Bu gösteriden önce dokunulması gereken bir husus var ki
bence çok önemli. Oyun dergisinde kime ait olduğu belli olmayan bir yazı var “Proje”
başlığını taşıyor ve Başak Erzi ve Selim Can Yalçın tarafından tercüme edilmiş,
“Farklı kökenlerden, dillerden ve
sanatsal altyapılardan gelen bir grup insan İstanbul’da burada buluştular, Batı
ve Doğu arasındaki sınırda.” diye başlıyor.

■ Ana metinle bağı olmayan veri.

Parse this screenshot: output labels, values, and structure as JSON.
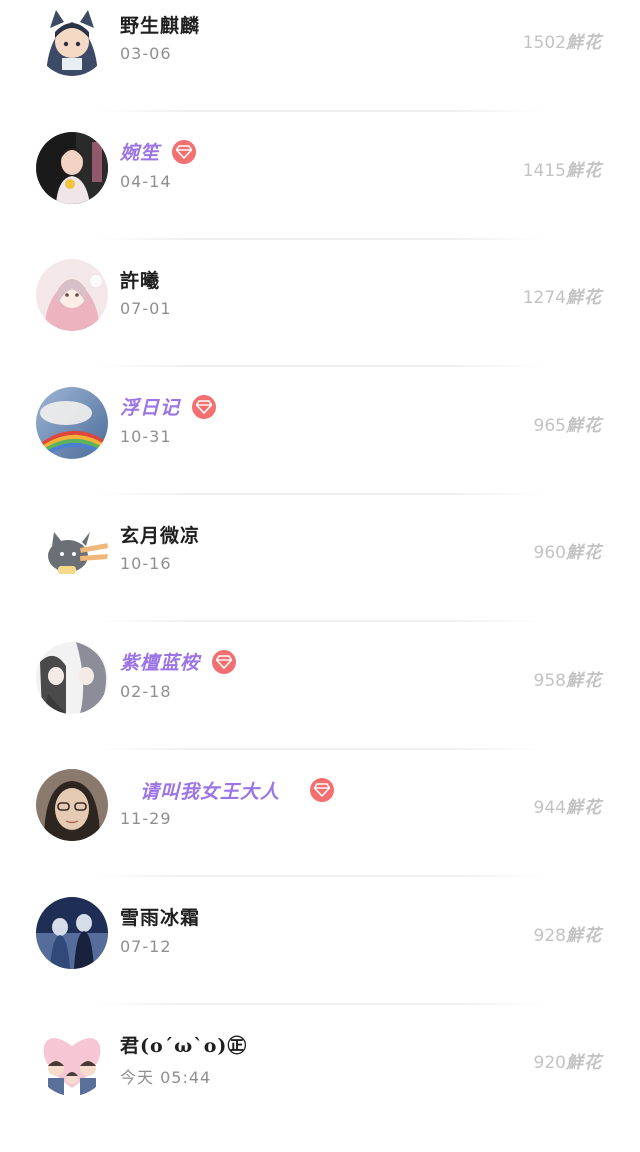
{
  "ranking": {
    "items": [
      {
        "name": "野生麒麟",
        "date": "03-06",
        "count": "1502",
        "unit": "鮮花",
        "vip": false,
        "avatar": "avatar-boy-hood",
        "avatar_colors": [
          "#3d4a66",
          "#f5d9c4",
          "#2b3347"
        ]
      },
      {
        "name": "婉笙",
        "date": "04-14",
        "count": "1415",
        "unit": "鮮花",
        "vip": true,
        "avatar": "avatar-girl-photo",
        "avatar_colors": [
          "#1a1a1a",
          "#f0e6ea",
          "#d87a9a"
        ]
      },
      {
        "name": "許曦",
        "date": "07-01",
        "count": "1274",
        "unit": "鮮花",
        "vip": false,
        "avatar": "avatar-anime-girl",
        "avatar_colors": [
          "#f3e7ea",
          "#e8a7b4",
          "#d8c0c8"
        ]
      },
      {
        "name": "浮日记",
        "date": "10-31",
        "count": "965",
        "unit": "鮮花",
        "vip": true,
        "avatar": "avatar-sky-rainbow",
        "avatar_colors": [
          "#6f8fb8",
          "#c9a86a",
          "#4a6b98"
        ]
      },
      {
        "name": "玄月微凉",
        "date": "10-16",
        "count": "960",
        "unit": "鮮花",
        "vip": false,
        "avatar": "avatar-cartoon-cat",
        "avatar_colors": [
          "#ffffff",
          "#6b6f76",
          "#f0b77a"
        ]
      },
      {
        "name": "紫檀蓝桉",
        "date": "02-18",
        "count": "958",
        "unit": "鮮花",
        "vip": true,
        "avatar": "avatar-ink-couple",
        "avatar_colors": [
          "#f2f2f2",
          "#2a2a2a",
          "#8d8d9a"
        ]
      },
      {
        "name": "请叫我女王大人",
        "date": "11-29",
        "count": "944",
        "unit": "鮮花",
        "vip": true,
        "avatar": "avatar-glasses-woman",
        "avatar_colors": [
          "#8a7a6e",
          "#e6cbb4",
          "#2e2420"
        ]
      },
      {
        "name": "雪雨冰霜",
        "date": "07-12",
        "count": "928",
        "unit": "鮮花",
        "vip": false,
        "avatar": "avatar-blue-couple",
        "avatar_colors": [
          "#1e2e55",
          "#6d88b8",
          "#d6dde9"
        ]
      },
      {
        "name": "君(o´ω`o)㊣",
        "date": "今天 05:44",
        "count": "920",
        "unit": "鮮花",
        "vip": false,
        "avatar": "avatar-heart-family",
        "avatar_colors": [
          "#f6c6d4",
          "#ffffff",
          "#4a3a3a"
        ]
      }
    ]
  },
  "colors": {
    "vip_name": "#9b74e6",
    "vip_badge": "#f46f6f",
    "name": "#1f1f1f",
    "date": "#8f8f8f",
    "flowers": "#c3c3c3"
  }
}
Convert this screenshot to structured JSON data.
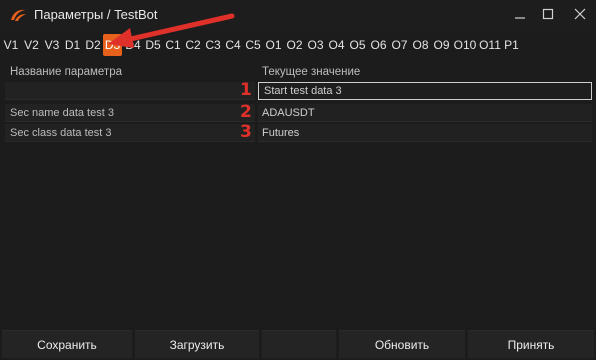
{
  "window": {
    "title": "Параметры / TestBot",
    "logo_icon": "app-logo-icon",
    "controls": [
      "minimize-icon",
      "maximize-icon",
      "close-icon"
    ]
  },
  "tabs": [
    {
      "label": "V1"
    },
    {
      "label": "V2"
    },
    {
      "label": "V3"
    },
    {
      "label": "D1"
    },
    {
      "label": "D2"
    },
    {
      "label": "D3",
      "active": true
    },
    {
      "label": "D4"
    },
    {
      "label": "D5"
    },
    {
      "label": "C1"
    },
    {
      "label": "C2"
    },
    {
      "label": "C3"
    },
    {
      "label": "C4"
    },
    {
      "label": "C5"
    },
    {
      "label": "O1"
    },
    {
      "label": "O2"
    },
    {
      "label": "O3"
    },
    {
      "label": "O4"
    },
    {
      "label": "O5"
    },
    {
      "label": "O6"
    },
    {
      "label": "O7"
    },
    {
      "label": "O8"
    },
    {
      "label": "O9"
    },
    {
      "label": "O10"
    },
    {
      "label": "O11"
    },
    {
      "label": "P1"
    }
  ],
  "grid": {
    "header": {
      "name": "Название параметра",
      "value": "Текущее значение"
    },
    "rows": [
      {
        "name": "",
        "value": "Start test data 3",
        "marker": "1",
        "editing": true
      },
      {
        "name": "Sec name data test 3",
        "value": "ADAUSDT",
        "marker": "2"
      },
      {
        "name": "Sec class data test 3",
        "value": "Futures",
        "marker": "3"
      }
    ]
  },
  "buttons": {
    "save": "Сохранить",
    "load": "Загрузить",
    "refresh": "Обновить",
    "accept": "Принять"
  },
  "colors": {
    "accent": "#e8611c",
    "annotation": "#e0302a",
    "background": "#1c1c1c"
  }
}
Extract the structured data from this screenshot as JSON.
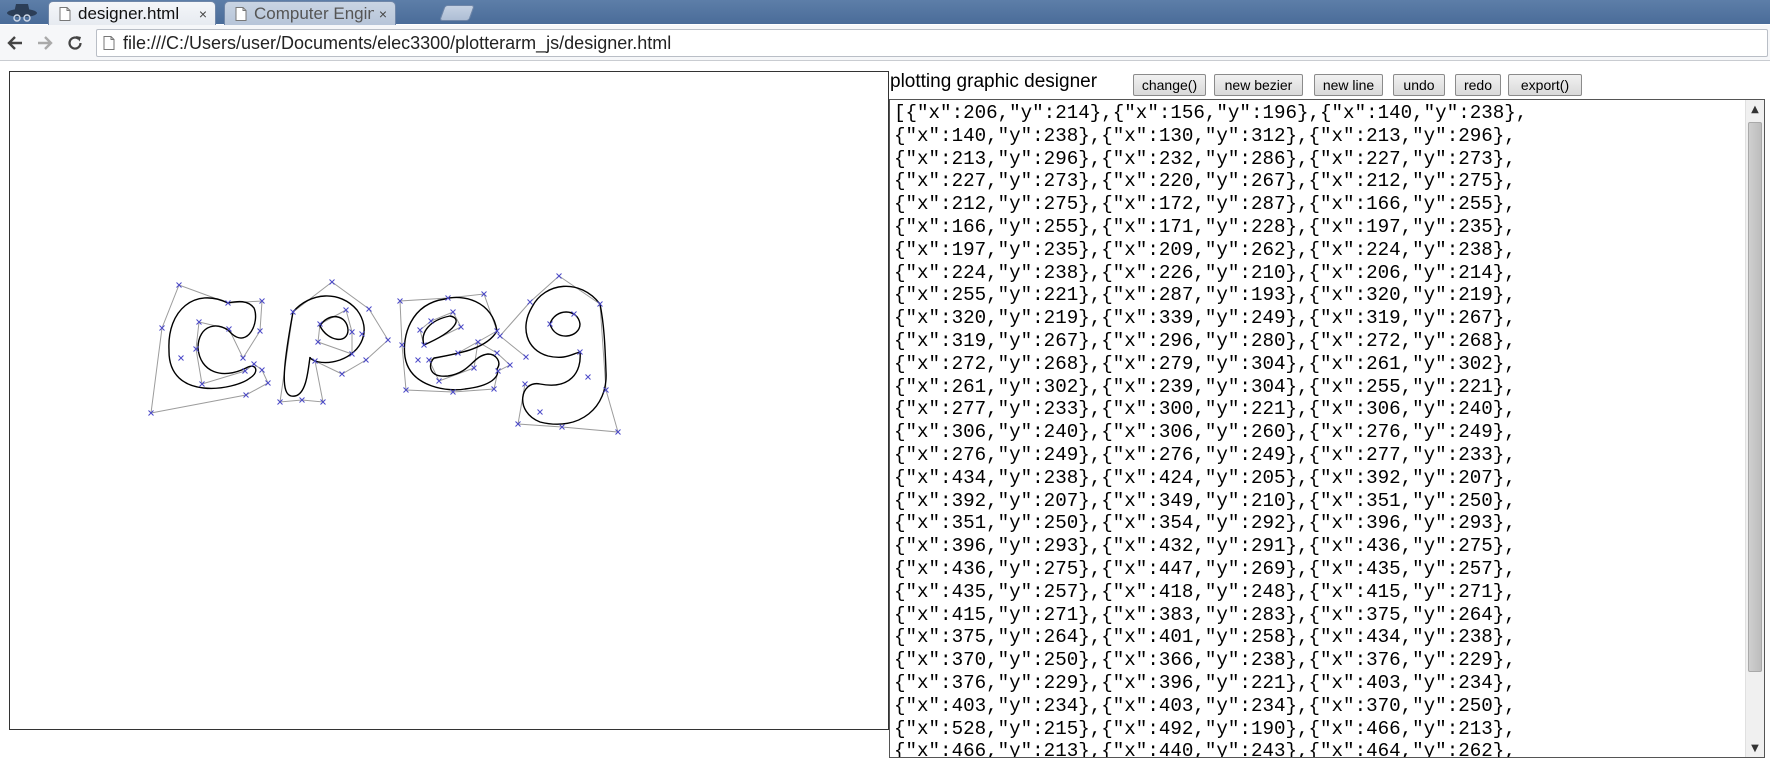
{
  "browser": {
    "tabs": [
      {
        "title": "designer.html",
        "close": "×",
        "active": true
      },
      {
        "title": "Computer Engin",
        "close": "×",
        "active": false
      }
    ],
    "url": "file:///C:/Users/user/Documents/elec3300/plotterarm_js/designer.html"
  },
  "page": {
    "heading": "plotting graphic designer",
    "buttons": {
      "change": "change()",
      "new_bezier": "new bezier",
      "new_line": "new line",
      "undo": "undo",
      "redo": "redo",
      "export": "export()"
    },
    "json_lines": [
      "[{\"x\":206,\"y\":214},{\"x\":156,\"y\":196},{\"x\":140,\"y\":238},",
      "{\"x\":140,\"y\":238},{\"x\":130,\"y\":312},{\"x\":213,\"y\":296},",
      "{\"x\":213,\"y\":296},{\"x\":232,\"y\":286},{\"x\":227,\"y\":273},",
      "{\"x\":227,\"y\":273},{\"x\":220,\"y\":267},{\"x\":212,\"y\":275},",
      "{\"x\":212,\"y\":275},{\"x\":172,\"y\":287},{\"x\":166,\"y\":255},",
      "{\"x\":166,\"y\":255},{\"x\":171,\"y\":228},{\"x\":197,\"y\":235},",
      "{\"x\":197,\"y\":235},{\"x\":209,\"y\":262},{\"x\":224,\"y\":238},",
      "{\"x\":224,\"y\":238},{\"x\":226,\"y\":210},{\"x\":206,\"y\":214},",
      "{\"x\":255,\"y\":221},{\"x\":287,\"y\":193},{\"x\":320,\"y\":219},",
      "{\"x\":320,\"y\":219},{\"x\":339,\"y\":249},{\"x\":319,\"y\":267},",
      "{\"x\":319,\"y\":267},{\"x\":296,\"y\":280},{\"x\":272,\"y\":268},",
      "{\"x\":272,\"y\":268},{\"x\":279,\"y\":304},{\"x\":261,\"y\":302},",
      "{\"x\":261,\"y\":302},{\"x\":239,\"y\":304},{\"x\":255,\"y\":221},",
      "{\"x\":277,\"y\":233},{\"x\":300,\"y\":221},{\"x\":306,\"y\":240},",
      "{\"x\":306,\"y\":240},{\"x\":306,\"y\":260},{\"x\":276,\"y\":249},",
      "{\"x\":276,\"y\":249},{\"x\":276,\"y\":249},{\"x\":277,\"y\":233},",
      "{\"x\":434,\"y\":238},{\"x\":424,\"y\":205},{\"x\":392,\"y\":207},",
      "{\"x\":392,\"y\":207},{\"x\":349,\"y\":210},{\"x\":351,\"y\":250},",
      "{\"x\":351,\"y\":250},{\"x\":354,\"y\":292},{\"x\":396,\"y\":293},",
      "{\"x\":396,\"y\":293},{\"x\":432,\"y\":291},{\"x\":436,\"y\":275},",
      "{\"x\":436,\"y\":275},{\"x\":447,\"y\":269},{\"x\":435,\"y\":257},",
      "{\"x\":435,\"y\":257},{\"x\":418,\"y\":248},{\"x\":415,\"y\":271},",
      "{\"x\":415,\"y\":271},{\"x\":383,\"y\":283},{\"x\":375,\"y\":264},",
      "{\"x\":375,\"y\":264},{\"x\":401,\"y\":258},{\"x\":434,\"y\":238},",
      "{\"x\":370,\"y\":250},{\"x\":366,\"y\":238},{\"x\":376,\"y\":229},",
      "{\"x\":376,\"y\":229},{\"x\":396,\"y\":221},{\"x\":403,\"y\":234},",
      "{\"x\":403,\"y\":234},{\"x\":403,\"y\":234},{\"x\":370,\"y\":250},",
      "{\"x\":528,\"y\":215},{\"x\":492,\"y\":190},{\"x\":466,\"y\":213},",
      "{\"x\":466,\"y\":213},{\"x\":440,\"y\":243},{\"x\":464,\"y\":262},"
    ]
  }
}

İstanbul’u Batı ve Doğu arasındaki sınır kabul etmişler, “o”
kişiler. Kim onlar?
“Bu hikâyenin çıkış
noktası, 1923 yılında Lozan Antlaşması ile kabul edilen, Yunanistan ve Türkiye
arasındaki mübadeledir. Modern hassasiyetler tarafından bakıldığında, Lozan
Antlaşması’nın din ve etnik kökeni dışlama kriteri olarak kullanılması kabul
edilemez.”
“Her şeye hassas”
İBBŞT yönetimi “modern hassasiyet” için ne diyor? “Din ve etnik kökeni
dışlama kriteri” gibi bir ifade hakkında ne düşünüyor? Mümkünse bu oyunla ilgili repertuar kurulu
raporunu paylaşmalarını da rica ederim.
Gösteri şöyle başlıyor:
“1912’de dağlık bir
vadide bir Rum topluluğunda doğmuşum. Temmuz’da Trabzon dayanılmaz sıcak ve
nemli olur ama dağlarımızda yazın hava şarap kokardı.Müslümanlaşmış bazı diğer
Yunan aileler dışında hepimiz Hristiyandık. Osmanlı’da yaşayan Yunanlılar’a
eskiden denildiği gibi Rum diyorlardı bize.” Oyun dergisinde var, daha uzun
ama alıntıladığım kısım olayı özetliyor. Trabzon’dan Yunanistan’a göç eden bir
ailenin hikâyesi anlatılıyor. Oyunu görenler “Ama rollerin isimleri Emre, Yasemin, Çınar,
Arzu değil miydi?” diyeceklerdir mutlaka. Nasıl ve neye yorarsanız yorun. Gizli Müslüman
oldukları için isimleri de değişmiş de diyebilirsiniz, sanatsal zorlamayla “Aslında biz her iki tarafı oyun alanında
birleştirdik, meselâ oyunda Agape de var” diyebilirsiniz. Ama Trabzon’dan
başlayan hikâyenin seyirci algısında Rum’ların Yunanistan’a göç edişlerini yok
edemezsiniz. (Temel’in hamsi hikâyesini bilenler vardır mutlaka. ‘Hamsi sarı
olur mu?’ diyene ‘Ben boyadım’ demiş ya onun gibi.) (Benzer konuya ben Bakhalar
oyunuyla ilgili olarak da dokunmuştum. İBBŞT’da repertuar kurulu neyi
onayladığını bilmiyor mu?) (http://melihanik.blogspot.com.tr/2010/02/salyangoz-tuccar-romenden-bakhalar-ibb.html)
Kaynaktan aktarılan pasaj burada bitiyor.